À 700 mètres du bourg, pavillon à côté d'une maison ancienne...
Dans le bourg...
Seule la teinte des murs et des menuiseries du pavillon sont dans le ton.
Toujours le mélange des genres, à moins de 600 mètres du bourg.
À gauche, tuiles noires et clôture en parpaing brut dans le prolongement d'une haie. À droite, tuile canal ocre et clôture végétale.
Le mélange des genres encore, à moins de 800 mètres du bourg.
À gauche, hangar en tôle. À droite, maison ancienne en pierre.
À 400 mètres du bourg, la "zone" : clôtures et toitures en tout genre, esthétique générale douteuse.
À moins de 500 mètres du bourg, une allure de banlieue...
Bordures de trottoir arrachées, conteneurs à déchets posés à tout va, sans souci d'intégration.
À moins de 600 mètres du bourg, toujours une allure de banlieue.
Toitures noires devant et toitures ocres et grises au fond. Une sorte de tambouille architecturale.
À moins de 600 mètres du bourg, une superbe clôture en parpaing brut pour décorer la verdure !
On passera sur les couleurs jaunes, blanches, rosées et noires des murs et des toitures...
À 200 mètres du bourg, paysage pavillonnaire très répandu à Saint-Loubès.
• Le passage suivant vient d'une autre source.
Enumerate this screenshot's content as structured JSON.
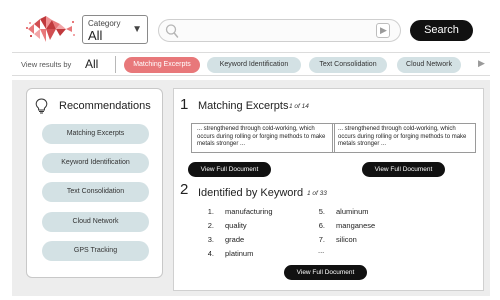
{
  "header": {
    "logo_icon": "diamond-mosaic-logo",
    "category": {
      "label": "Category",
      "value": "All"
    },
    "search": {
      "placeholder": "",
      "value": ""
    },
    "search_button": "Search"
  },
  "filters": {
    "label": "View results by",
    "value": "All",
    "chips": [
      {
        "label": "Matching Excerpts",
        "active": true
      },
      {
        "label": "Keyword Identification",
        "active": false
      },
      {
        "label": "Text Consolidation",
        "active": false
      },
      {
        "label": "Cloud Network",
        "active": false
      }
    ]
  },
  "recommendations": {
    "title": "Recommendations",
    "icon": "lightbulb-icon",
    "items": [
      "Matching Excerpts",
      "Keyword Identification",
      "Text Consolidation",
      "Cloud Network",
      "GPS Tracking"
    ]
  },
  "sections": {
    "excerpts": {
      "number": "1",
      "title": "Matching Excerpts",
      "count": "1 of 14",
      "items": [
        "... strengthened through cold-working, which occurs during rolling or forging methods to make metals stronger ...",
        "... strengthened through cold-working, which occurs during rolling or forging methods to make metals stronger ..."
      ],
      "button": "View Full Document"
    },
    "keywords": {
      "number": "2",
      "title": "Identified by Keyword",
      "count": "1 of 33",
      "items": [
        {
          "n": "1.",
          "word": "manufacturing"
        },
        {
          "n": "2.",
          "word": "quality"
        },
        {
          "n": "3.",
          "word": "grade"
        },
        {
          "n": "4.",
          "word": "platinum"
        },
        {
          "n": "5.",
          "word": "aluminum"
        },
        {
          "n": "6.",
          "word": "manganese"
        },
        {
          "n": "7.",
          "word": "silicon"
        }
      ],
      "more": "...",
      "button": "View Full Document"
    }
  },
  "colors": {
    "accent": "#e8787a",
    "chip": "#d3e1e4",
    "dark_button": "#111111",
    "content_bg": "#ededed"
  }
}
Les photos suivantes montrent un habitat semblable autour du bourg.
À 300 mètres de l'église...
Juste en bas du bourg...
Au-dessus des pavillons, le clocher. Il rappelle que Saint-Loubès n'a pas toujours été un village-dortoir.
À moins de 500 mètres du bourg...
Couleurs de toitures et clôtures disparates : tuiles ocres et noires, plastique blanc par-ci, plastique noir par-là, quelques haies aussi...
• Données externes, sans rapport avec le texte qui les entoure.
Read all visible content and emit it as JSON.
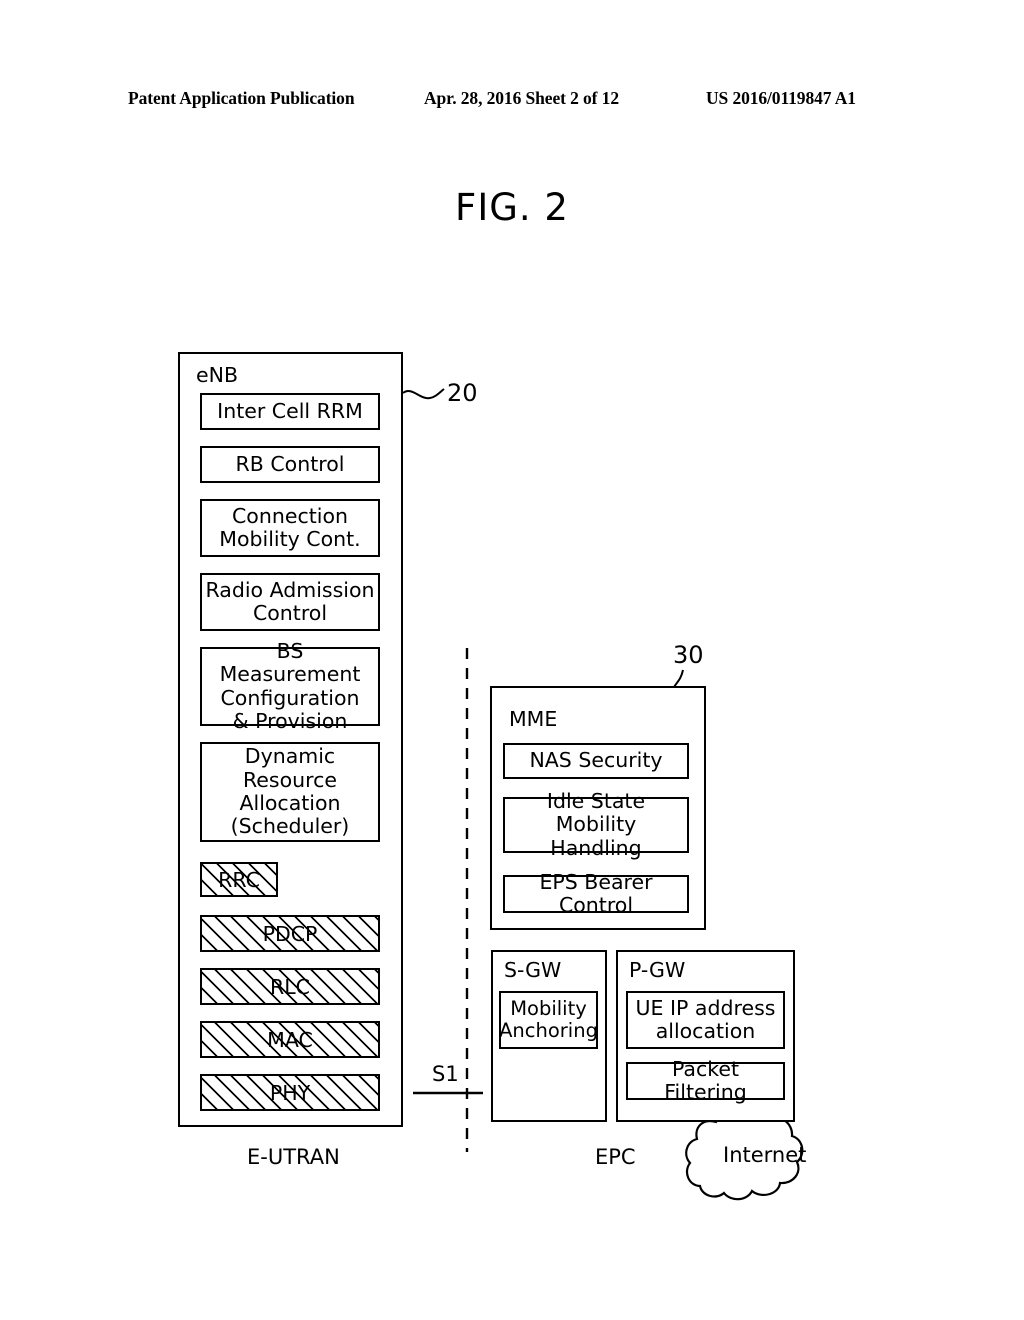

À moins de 700 mètres du bourg, des entrepôts reconvertis en logements.
C'est aussi ça, l'habitat à Saint-Loubès.
À 700 mètres de l'église...
À moins de 600 mètres de l'église...
Tuiles ocres et tuiles noires, clôtures grillagées, clôtures en parpaing brut...
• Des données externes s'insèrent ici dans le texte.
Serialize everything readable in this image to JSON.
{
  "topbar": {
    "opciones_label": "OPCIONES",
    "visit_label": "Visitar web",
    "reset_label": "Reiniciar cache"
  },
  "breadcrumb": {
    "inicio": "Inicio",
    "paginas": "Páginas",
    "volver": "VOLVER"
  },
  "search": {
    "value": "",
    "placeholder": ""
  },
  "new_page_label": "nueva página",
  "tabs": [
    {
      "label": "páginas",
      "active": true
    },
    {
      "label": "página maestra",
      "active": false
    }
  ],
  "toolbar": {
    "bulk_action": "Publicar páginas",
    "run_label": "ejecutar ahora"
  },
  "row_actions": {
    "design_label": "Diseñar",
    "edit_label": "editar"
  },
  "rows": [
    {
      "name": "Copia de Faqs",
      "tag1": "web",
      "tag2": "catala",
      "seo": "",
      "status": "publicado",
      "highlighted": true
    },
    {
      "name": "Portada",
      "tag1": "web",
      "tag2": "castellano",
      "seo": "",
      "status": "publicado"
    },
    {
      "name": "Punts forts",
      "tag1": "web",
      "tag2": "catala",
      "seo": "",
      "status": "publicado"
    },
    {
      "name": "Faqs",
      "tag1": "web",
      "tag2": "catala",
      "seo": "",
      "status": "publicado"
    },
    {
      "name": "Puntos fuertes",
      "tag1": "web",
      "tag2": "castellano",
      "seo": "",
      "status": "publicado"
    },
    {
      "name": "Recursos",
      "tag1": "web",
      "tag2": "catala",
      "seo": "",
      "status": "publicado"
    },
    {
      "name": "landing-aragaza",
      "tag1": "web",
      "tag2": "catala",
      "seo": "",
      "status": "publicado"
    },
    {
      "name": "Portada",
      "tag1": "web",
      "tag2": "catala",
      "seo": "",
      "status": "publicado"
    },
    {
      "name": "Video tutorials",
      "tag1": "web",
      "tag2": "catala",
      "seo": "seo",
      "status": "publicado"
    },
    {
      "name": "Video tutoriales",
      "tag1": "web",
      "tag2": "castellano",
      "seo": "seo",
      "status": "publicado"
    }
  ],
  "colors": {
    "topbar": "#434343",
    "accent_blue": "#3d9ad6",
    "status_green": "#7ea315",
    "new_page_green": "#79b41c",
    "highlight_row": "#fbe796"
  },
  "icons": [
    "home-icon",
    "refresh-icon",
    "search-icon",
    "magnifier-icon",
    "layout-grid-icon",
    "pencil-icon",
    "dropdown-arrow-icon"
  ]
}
Juste derrière le bourg...
Malgré des plantations qui masquent les maisons, on voit bien un habitat que le pavillonneur ne s'est pas soucié d'intégrer au bâti ancien.

Une pratique que l’agence d’urbanisme URBAM (1) a mis en évidence en remarquant la perte d'identité du village historique.

Nous y reviendrons en page 12, avec de nombreux exemples récents - logements construits après 2008 - où le PLU est tout simplement ignoré.


(1) Cette agence avait été choisie par la municipalité Durand pour établir le projet d'aménagement et de développement durable (PADD) adopté par le conseil municipal du 27 septembre 2018, en vue de réviser le PLU actuellement en vigueur. C’est dans un langage un peu compliqué que cette agence évoque le sujet : « l’extension dont la commune a fait l’objet depuis la 2ème moitié du XXe siècle - et qui correspond aux bouleversements qu’a subi la métropole -, a modifié ses composantes et complexifié la perception de son identité. La structure historique de la ville est peu lisible et mérite d’être valorisée » (page 12 du PADD). Ce texte est repris, mot pour mot, dans le PADD rectifié adopté par la municipalité Favre (page 11) lors du conseil municipal du 26 février 2021. Deuxième moitié du XXe siècle ?… C’est dire que l’évolution de l’urbanisme à Saint-Loubès depuis les années 1950 est essentiellement le fait des municipalités Roux et Durand - ce dernier entré dans la majorité Roux en 1983 et devenu maire, à son tour, en 2008 -, puisqu’elles ont occupé la mairie à partir de 1971, soit pendant cinquante ans sur les soixante dix ans retenus par l’agence.